Like Smith, the relaxation Spivak finds in her hobby is its most appealing quality. “The hyper focus of both your mind and body that is needed for trad climbing is a way of shutting your brain off to everything else,” says Spivak, whose background was in investment banking and venture capital before hanging out a shingle as a CFO-for-hire. (She currently runs finance for three Colorado companies. One of them, Foraker Labs, is aptly situated near the rocks of Boulder. Another one, Rocky Mountain Excavating, has grown from small to midsize during her tenure, she says.)
“You’re solving little jigsaw puzzles the entire way up [the rock wall], with a lot at stake,” she says. “It’s relaxing, because you’re not thinking about anything but the minutiae.”
As her kids, now 17 and 14, grew older, she began to take them with her on rock-climbing expeditions. Other climbers did the same. “It was just a theme of kids running around and people climbing and everyone having a great time,” says Spivak.
Like other climbers, she has experienced falls (though not, thankfully, the kind where you’re stopped by the ground). Spivak finds the study of climbing safety and situation analyses fascinating. “For me, the perspective from 1,000 feet high is serenity,” she says.
Spivak was temporarily absent from the rocks in 2013 as she and her fiancé literally built their new home together and she performed her band-mom and volleyball-mom duties. But she still keeps busy with all manner of physical activity closer to home, including martial arts, yoga, mountain biking and road biking. Spivak also likes steep-slope skiing, surfing and kayaking. “I’m an experience pig,” she says.
A Tale of Two Sports
“It’s about the speed and the improvisation,” says Peter Iannone, CFO of freight forwarder Unitrans International, about his love of ice hockey. “You have a position, but that doesn’t mean much. You have to improvise and move around out there.”
At age 56, Iannone, who’s been playing hockey since he was five, still plays in an adult men’s league twice a week, year-round. “I grew up in New England while Bobby Orr was on the Bruins,” he says. “It wasn’t a matter of whether you played hockey. It was whether you were any good.”
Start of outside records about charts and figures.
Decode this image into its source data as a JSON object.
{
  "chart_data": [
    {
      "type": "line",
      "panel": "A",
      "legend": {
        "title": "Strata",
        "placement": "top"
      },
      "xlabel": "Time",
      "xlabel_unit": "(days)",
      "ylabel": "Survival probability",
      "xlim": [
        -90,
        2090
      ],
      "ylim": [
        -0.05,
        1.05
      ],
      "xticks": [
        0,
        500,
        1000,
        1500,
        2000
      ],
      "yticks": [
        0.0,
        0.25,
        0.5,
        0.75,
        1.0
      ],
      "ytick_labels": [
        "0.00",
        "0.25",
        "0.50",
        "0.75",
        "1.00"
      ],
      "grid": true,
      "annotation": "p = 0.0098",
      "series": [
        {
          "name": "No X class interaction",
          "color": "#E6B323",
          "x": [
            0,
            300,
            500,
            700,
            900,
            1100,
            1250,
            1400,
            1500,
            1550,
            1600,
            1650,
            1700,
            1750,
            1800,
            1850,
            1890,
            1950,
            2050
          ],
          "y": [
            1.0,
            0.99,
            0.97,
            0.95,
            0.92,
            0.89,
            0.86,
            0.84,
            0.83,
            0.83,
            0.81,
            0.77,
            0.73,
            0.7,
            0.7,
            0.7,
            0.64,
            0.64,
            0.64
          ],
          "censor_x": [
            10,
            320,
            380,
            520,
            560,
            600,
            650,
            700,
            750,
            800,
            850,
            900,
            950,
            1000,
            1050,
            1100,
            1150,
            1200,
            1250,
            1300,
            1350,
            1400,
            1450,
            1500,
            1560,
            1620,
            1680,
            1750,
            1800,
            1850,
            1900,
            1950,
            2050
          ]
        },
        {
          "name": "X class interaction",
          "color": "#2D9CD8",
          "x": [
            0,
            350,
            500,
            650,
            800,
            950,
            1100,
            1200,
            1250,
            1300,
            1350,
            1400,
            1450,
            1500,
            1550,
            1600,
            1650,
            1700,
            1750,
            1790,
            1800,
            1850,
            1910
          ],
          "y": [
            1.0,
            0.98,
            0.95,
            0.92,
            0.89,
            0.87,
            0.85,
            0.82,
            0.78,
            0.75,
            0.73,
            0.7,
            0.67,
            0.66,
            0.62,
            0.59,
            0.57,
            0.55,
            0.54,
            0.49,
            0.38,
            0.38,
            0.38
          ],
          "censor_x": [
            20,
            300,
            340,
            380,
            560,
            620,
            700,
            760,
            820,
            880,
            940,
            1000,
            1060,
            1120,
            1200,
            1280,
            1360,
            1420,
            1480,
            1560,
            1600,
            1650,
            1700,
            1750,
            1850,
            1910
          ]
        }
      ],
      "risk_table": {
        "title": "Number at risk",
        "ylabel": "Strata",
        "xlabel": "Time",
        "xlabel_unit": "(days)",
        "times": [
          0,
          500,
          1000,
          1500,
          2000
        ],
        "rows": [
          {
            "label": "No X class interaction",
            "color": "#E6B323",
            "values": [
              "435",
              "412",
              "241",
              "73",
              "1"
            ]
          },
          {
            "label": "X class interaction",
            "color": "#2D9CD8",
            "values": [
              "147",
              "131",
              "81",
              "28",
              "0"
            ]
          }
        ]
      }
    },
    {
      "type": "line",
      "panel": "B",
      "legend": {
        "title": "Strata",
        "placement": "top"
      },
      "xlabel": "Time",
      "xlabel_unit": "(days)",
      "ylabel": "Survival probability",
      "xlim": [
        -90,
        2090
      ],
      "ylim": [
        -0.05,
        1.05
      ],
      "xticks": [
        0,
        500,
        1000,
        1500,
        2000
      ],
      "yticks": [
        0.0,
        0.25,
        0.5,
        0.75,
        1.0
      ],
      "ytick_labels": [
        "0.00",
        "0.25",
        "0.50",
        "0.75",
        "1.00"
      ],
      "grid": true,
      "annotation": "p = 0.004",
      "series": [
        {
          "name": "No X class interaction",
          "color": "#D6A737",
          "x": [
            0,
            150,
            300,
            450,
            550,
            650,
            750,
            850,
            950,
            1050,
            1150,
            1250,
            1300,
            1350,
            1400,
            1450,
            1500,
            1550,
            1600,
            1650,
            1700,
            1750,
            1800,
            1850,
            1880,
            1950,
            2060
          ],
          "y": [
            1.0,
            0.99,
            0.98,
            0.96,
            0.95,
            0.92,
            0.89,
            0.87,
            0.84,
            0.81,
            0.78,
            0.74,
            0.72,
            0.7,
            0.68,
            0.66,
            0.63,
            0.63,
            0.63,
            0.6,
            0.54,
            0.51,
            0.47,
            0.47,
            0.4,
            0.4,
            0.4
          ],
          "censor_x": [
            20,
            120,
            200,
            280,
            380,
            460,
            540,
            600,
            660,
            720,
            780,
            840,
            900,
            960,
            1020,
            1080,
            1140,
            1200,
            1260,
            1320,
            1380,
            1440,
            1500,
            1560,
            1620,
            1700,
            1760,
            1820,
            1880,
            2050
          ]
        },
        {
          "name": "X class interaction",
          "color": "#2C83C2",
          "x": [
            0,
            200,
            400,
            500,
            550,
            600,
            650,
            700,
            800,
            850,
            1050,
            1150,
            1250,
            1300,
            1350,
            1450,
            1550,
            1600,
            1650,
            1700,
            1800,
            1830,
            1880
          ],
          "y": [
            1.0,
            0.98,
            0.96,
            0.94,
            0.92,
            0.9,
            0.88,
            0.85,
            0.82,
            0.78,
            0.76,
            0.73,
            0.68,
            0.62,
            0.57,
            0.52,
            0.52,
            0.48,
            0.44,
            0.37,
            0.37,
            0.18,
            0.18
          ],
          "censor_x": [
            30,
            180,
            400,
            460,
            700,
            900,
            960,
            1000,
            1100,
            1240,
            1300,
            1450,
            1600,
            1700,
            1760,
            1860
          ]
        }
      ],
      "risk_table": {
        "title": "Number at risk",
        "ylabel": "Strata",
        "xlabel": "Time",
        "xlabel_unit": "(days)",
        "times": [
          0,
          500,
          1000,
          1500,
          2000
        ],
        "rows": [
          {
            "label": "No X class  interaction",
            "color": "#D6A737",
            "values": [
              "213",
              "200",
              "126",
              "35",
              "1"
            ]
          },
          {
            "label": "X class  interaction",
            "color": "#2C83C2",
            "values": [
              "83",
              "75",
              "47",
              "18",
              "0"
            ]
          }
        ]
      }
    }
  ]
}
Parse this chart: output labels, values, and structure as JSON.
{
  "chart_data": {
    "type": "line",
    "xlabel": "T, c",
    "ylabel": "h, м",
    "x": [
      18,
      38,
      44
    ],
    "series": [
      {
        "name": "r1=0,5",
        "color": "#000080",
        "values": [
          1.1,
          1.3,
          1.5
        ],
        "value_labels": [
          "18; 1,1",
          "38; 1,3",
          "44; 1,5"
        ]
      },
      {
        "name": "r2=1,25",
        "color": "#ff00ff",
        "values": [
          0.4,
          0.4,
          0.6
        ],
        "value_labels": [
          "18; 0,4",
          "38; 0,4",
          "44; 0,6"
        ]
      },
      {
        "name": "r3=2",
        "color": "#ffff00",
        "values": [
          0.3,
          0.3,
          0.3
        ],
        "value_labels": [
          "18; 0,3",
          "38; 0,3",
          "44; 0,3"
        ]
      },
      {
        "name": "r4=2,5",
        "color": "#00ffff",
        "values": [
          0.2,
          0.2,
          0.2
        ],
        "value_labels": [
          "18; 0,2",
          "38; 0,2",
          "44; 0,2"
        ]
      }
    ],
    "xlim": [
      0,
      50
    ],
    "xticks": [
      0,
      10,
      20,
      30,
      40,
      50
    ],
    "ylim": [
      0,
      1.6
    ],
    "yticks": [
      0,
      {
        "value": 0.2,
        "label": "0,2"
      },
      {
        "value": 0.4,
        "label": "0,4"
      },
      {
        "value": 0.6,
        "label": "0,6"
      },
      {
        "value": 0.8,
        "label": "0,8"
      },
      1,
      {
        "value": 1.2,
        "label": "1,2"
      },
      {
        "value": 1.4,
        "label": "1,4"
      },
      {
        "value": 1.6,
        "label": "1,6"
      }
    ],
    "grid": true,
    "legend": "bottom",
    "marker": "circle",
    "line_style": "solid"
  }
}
Iannone lists snow skiing as a hobby of equal import as hockey. “In my mid-20s, I started dating a girl whose whole family skied. She said, ‘If this is going to work, you have to ski.’ Well, I’ve been married to her for 27 years, so I guess it worked.”
The tradition was passed down to the next generation. “We always told our three kids, ‘You can do whatever you want. If you don’t like hockey, no big deal. But you’re going to ski.’ It’s something we’ve always enjoyed together.”
In fact, Iannone’s son, who graduated from the University of Southern California in December, has been “a ski bum” since then in Jackson Hole, Wyo., where the family has relatives. “It’s good work if you can get it,” Dad observes.
But, Iannone is asked, which sport is his personal favorite?
Long pause. Big sigh. “Can I say both?” he pleads.